We currently use the Java call "loadLibrary" to access our low-level, USB support library. "loadLibrary" pulls the libraries from the default library path (as defined by java.library.path ) no matter on which OS it may be running. For Windows, this is either \Windows\system32 or \Windows\SysWOW64, and, usually, if not always, on Linux this includes /usr/libs (which is a common location for user libraries per our discussions with many a Linux user). On Linux, our library in turn loads a specific version of libusb using a uniquely named soft link that we create in /usr/local/libs (in this way we do not overwrite any versions of libusb which may be on the user's system). Both of these locations on Linux normally require root privileges to access. As such, even if MPLAB X itself is installed in your home directory, the low-level, USB support libraries and links are placed in known, system locations. We could, on Linux, per your suggestion, attempt to modify the java.library.path in the script that invokes MPLAB X, however, for multiple installs of different versions of MPLAB X on a single system (which some users may require), this will present a problem (the first entry in java.library.path always "wins"). Admittedly, our current scheme may present some concerns (root access), but precludes some of the "where are you" handling that can become very messy very fast.

2. The ‘please reboot for the changes to take effect’ msg after you install is quaint and unneeded.

One other reason we need root access is that we place a udev rule file in place to provide USB hot plug support while using libusb (at the time we did this, libusb did not have hot plug support). Udev rules files are placed in /etc/udev/rules.d/, which, again, normally requires root privileges. As far as the reboot, this was also a sore point with me. Our intention was to install the rules file and then call the appropriate udev facility to "activate" it. However, we found that different distros of Linux use different or customised udev handling. What we found was that on some distros, a reboot is necessary (and required per some docs) for new udev script or rule files to be recognised (because the dynamic facility to load a rules file was not available or simply did not work). Other distros were fine. But in all distros, a reboot guaranteed that our udev rules file would be recognised (and hence our USB hot plug would work). Again, in Linux, when libusb supplies a solid and true hot plug functionality (including when our devices are cycled "electronically" on and off the bus for update purposes), we will investigate its use and then the udev file may not be necessary.

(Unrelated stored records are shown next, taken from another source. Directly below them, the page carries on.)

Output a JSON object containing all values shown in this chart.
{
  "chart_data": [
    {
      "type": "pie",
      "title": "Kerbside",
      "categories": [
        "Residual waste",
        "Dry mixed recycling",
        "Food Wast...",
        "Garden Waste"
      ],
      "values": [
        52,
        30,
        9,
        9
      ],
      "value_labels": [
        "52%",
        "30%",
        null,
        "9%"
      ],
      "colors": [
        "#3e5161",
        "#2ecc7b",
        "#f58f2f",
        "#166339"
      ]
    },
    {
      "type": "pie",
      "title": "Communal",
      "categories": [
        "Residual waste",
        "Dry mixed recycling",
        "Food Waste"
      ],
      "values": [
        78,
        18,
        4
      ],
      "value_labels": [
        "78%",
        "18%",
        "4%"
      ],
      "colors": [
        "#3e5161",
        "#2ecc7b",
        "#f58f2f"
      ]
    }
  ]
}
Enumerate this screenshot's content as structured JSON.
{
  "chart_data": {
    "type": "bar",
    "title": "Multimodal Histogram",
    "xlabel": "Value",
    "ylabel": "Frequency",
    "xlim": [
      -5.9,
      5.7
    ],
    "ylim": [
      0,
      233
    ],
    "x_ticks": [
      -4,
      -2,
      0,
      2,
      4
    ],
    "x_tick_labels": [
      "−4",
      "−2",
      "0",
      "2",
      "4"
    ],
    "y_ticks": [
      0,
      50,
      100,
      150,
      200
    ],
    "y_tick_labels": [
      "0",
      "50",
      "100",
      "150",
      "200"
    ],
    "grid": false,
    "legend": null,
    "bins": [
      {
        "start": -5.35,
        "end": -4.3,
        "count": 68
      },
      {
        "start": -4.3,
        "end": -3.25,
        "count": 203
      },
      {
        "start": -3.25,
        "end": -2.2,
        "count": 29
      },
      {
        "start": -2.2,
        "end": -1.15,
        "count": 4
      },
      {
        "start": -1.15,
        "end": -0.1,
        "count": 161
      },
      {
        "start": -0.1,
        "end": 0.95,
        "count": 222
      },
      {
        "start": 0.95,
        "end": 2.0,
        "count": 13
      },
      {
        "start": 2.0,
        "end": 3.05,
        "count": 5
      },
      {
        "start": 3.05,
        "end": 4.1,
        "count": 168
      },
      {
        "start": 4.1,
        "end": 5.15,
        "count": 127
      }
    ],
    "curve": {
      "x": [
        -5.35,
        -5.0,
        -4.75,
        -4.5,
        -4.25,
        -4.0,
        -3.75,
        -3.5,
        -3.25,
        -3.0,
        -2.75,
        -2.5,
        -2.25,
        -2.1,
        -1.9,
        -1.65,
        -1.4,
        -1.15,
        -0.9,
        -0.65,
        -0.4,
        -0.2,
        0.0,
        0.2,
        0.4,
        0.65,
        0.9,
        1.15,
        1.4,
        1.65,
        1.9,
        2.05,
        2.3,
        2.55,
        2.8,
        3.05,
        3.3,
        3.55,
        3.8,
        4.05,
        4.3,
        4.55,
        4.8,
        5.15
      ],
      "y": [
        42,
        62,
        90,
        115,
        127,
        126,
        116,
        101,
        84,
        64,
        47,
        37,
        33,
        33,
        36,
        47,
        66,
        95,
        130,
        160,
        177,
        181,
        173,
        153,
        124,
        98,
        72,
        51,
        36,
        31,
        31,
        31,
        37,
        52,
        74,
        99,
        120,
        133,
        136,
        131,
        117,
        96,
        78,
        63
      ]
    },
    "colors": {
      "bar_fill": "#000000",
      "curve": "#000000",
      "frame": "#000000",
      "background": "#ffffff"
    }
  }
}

Both are understandable from a company that’s just entering into Linux support with their newly developed software, but in the long-bow view I still think requiring root to install is flawed. I’d rather see the installer allow me to install where I like (eg. my user dir) and have it populate a directory with a shell script that I can inspect/run to install all the root user requirements rather than have them hidden from me. The installer if run as root (for those users who don’t care) can install everything as before, but those sensitive to root usage can still install but will need to do a further step to complete the install them themselves. I think that would be a better solution rather than blankly denying install if you aren’t root

Also there are ways around fiddling with the base OS. Dumping files into system directories works fine on Windows but I hate having random libraries clogging up my distro years on. I’d rather LD_LIBRARY_PATH or such was modified in a “start-up” script. Or statically compiled binaries, disks are cheap.

The libUSB hot-plug problem I could see being a dicey one, and I fully appreciate the solution they are using is probably the best one at this time. However when libUSB does solidly support hot-plug I’d really like to see this requirement go away. There should hopefully be a point in the future where root is no longer needed at all.